Haiti: camp dwellers in the eye of the storm
Oxfam From life-saving emergency responses to life-changing development projects and campaigning
24th Aug 2012
Friday 24 August 2012 at 3.07pm: strong winds and intermittent rains accompanying the tropical storm are battering the south coast of the country. In Port-au-Prince the light breeze is considered with apprehension, with people fearing that it will be replaced by violent winds in the next few hours.

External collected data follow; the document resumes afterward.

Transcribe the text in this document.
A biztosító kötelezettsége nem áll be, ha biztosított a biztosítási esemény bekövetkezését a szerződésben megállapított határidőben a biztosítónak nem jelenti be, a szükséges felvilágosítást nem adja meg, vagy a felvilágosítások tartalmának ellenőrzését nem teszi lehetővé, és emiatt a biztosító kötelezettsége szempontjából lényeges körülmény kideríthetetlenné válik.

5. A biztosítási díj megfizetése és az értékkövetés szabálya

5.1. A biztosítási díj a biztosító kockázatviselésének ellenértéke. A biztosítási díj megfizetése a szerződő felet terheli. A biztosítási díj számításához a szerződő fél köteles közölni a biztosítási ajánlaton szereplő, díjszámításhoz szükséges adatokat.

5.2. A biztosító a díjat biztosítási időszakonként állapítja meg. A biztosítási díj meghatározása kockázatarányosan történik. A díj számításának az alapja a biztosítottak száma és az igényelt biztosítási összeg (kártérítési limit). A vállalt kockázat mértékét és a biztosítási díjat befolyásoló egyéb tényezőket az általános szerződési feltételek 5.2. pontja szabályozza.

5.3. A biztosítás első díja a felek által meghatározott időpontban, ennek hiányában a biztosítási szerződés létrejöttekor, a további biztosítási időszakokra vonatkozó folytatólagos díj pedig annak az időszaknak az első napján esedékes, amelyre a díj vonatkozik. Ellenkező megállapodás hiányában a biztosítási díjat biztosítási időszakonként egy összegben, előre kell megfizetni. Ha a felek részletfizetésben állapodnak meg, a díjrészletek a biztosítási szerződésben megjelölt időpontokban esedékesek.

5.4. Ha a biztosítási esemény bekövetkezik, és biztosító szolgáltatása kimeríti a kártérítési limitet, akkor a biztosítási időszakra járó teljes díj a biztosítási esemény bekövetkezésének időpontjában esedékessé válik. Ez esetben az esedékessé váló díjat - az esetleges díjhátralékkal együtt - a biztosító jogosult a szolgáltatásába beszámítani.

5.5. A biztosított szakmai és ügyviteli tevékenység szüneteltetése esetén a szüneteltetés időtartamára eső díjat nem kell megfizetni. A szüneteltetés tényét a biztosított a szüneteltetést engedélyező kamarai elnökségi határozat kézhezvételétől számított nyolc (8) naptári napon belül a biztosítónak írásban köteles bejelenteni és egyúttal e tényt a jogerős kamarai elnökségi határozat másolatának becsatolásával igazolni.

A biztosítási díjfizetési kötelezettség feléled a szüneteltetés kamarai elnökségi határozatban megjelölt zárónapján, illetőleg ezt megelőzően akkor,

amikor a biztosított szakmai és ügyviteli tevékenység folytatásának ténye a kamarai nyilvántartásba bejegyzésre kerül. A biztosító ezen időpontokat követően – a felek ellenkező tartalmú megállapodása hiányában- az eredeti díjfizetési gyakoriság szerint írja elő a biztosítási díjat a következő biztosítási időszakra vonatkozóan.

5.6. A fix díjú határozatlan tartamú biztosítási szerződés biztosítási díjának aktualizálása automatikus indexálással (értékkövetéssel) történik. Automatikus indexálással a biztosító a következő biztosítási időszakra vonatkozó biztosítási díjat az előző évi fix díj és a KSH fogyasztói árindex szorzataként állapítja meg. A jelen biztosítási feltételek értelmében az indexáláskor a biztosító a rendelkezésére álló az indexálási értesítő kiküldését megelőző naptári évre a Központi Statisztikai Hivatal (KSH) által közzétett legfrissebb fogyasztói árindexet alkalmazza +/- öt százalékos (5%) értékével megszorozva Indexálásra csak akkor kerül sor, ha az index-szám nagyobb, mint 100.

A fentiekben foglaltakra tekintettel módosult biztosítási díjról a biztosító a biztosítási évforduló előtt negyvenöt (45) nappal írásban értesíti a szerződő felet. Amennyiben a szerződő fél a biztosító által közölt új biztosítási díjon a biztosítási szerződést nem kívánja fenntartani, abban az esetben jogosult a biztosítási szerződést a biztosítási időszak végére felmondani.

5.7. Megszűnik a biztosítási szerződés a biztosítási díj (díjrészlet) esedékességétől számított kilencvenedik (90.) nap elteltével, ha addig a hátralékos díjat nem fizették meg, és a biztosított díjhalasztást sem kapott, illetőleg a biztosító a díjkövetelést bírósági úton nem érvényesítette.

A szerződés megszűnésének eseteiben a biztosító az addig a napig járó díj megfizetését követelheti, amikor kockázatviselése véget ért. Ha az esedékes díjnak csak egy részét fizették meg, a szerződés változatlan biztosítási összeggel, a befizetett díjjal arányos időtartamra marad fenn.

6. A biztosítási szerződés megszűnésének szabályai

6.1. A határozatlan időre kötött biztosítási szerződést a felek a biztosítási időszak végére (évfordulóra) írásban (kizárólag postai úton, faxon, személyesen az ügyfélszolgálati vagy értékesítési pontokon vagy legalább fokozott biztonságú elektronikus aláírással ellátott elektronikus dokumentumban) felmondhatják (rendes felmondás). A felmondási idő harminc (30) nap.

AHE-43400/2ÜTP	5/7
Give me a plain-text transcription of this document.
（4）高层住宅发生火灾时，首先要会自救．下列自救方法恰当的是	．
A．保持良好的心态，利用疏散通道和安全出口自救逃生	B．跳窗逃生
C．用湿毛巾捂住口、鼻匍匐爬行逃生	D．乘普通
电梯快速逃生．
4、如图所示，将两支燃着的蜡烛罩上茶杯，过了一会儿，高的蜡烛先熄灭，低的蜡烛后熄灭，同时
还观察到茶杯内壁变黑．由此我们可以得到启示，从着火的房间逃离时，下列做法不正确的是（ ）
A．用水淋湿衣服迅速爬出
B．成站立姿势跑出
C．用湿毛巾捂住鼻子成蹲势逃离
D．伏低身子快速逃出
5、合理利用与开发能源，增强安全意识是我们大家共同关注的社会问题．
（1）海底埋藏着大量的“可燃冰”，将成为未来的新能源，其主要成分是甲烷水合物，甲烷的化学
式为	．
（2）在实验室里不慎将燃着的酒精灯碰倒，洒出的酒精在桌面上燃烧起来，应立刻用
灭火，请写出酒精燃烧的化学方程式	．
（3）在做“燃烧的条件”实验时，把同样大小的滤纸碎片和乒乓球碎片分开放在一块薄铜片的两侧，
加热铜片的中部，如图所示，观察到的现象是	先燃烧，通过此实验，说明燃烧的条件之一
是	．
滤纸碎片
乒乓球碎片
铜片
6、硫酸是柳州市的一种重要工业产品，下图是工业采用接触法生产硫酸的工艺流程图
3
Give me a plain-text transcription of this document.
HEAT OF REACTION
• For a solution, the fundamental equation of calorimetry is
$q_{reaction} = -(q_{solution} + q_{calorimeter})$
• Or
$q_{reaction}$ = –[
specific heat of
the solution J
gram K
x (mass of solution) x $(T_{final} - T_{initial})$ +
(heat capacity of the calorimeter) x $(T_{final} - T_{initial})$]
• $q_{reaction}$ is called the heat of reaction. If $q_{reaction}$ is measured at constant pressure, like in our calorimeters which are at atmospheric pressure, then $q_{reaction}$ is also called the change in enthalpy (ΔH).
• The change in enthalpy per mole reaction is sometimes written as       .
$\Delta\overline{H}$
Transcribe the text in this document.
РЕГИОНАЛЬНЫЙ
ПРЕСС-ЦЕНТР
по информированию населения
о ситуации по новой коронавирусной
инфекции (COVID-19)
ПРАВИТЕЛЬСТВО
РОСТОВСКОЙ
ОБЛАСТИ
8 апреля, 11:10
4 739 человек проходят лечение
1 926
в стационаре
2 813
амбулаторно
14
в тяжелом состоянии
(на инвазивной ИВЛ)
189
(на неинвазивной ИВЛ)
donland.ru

There are 18,000 Haitians currently living in the Club de Golf camp in Pétionville where Oxfam worked to provide water after the 2010 earthquake, - immediately after the earthquake there were 65,000 inhabitants. At the very least, the inhabitants are sceptical about the future of this vast golf course, transformed into a refugee camp for thousands of survivors of an unanounced catastrophe. "I listened to the information about the cyclone on the radio", explained Kerline Vincent in a clear voice, with her 18 month old son on her knees, gazing at the fridge in which her husband
stores cold drinks for sale.
The temperature has gone down a little, along with the demand for drinks. "We haven't been able to take any precautions [against the storm] owing to a lack of money", complained the 24-year-old mother. However, she admits being conscious of the risks because, in July, a tree was knocked down by a strong wind, falling straight on to various shops. "We have lived through very difficult times because of bad weather since we have been living here, we will manage once again", she says hopefully and with resignation.
Preparations for the emergency
Next door, Kerline's neighbours are engaged in feverish activity. There are constant toings and froings to the water point and the people living beside the river try to identify what could cause a tragedy if there's wind, rain or both at once.
Oxfam transferred the maintenance of the water and sanitation systems in the camps to water management committees which now work to maintain hygiene conditions. For many of them, this emergency will be a test of their capacities and operations.
Suddenly a 50-year-old called Eliphete Guervil arrives carrying a megaphone. He is a volunteer with the organisation tasked with the management of the camp. His message is clear and simple. "If you are located in areas at risk, you must leave", he shouts, undeterred by the unconcerned faces of the onlookers.
He informs them that a place has been set aside for old people, children, women and the disabled. "Surveillance has been arranged. There will be volunteers in various places tonight carrying a whistle and a torch who will comb the camp even if it's raining", he explains remembering his training as a rescue worker.
In spite of everything, Kerline does not feel any safer. She and 390,000 displaced people from the 600 tented "towns" which remain after the catastrophe, are exposed to risks of flooding, landslides and an increase in cholera, something that will only further aggravate the situation.
Oxfam on alert
For this reason, Oxfam has set emergency measures in motion in order to face every eventuality. The organisation is preparing materials for shelter, drinking water and hygiene kits in case they are needed, as well as public information campaigns to help prevent the spread of cholera and other water-borne diseases.
"Disaster preparedness and the capacity to respond in Haiti has improved since the earthquake, but there is still a lot to do to protect the poorest people so that they can withstand the devastating effects of a hurricane", said Andrew Pugh, Director Oxfam Haiti.
For the moment, everything is up and running and ready for action.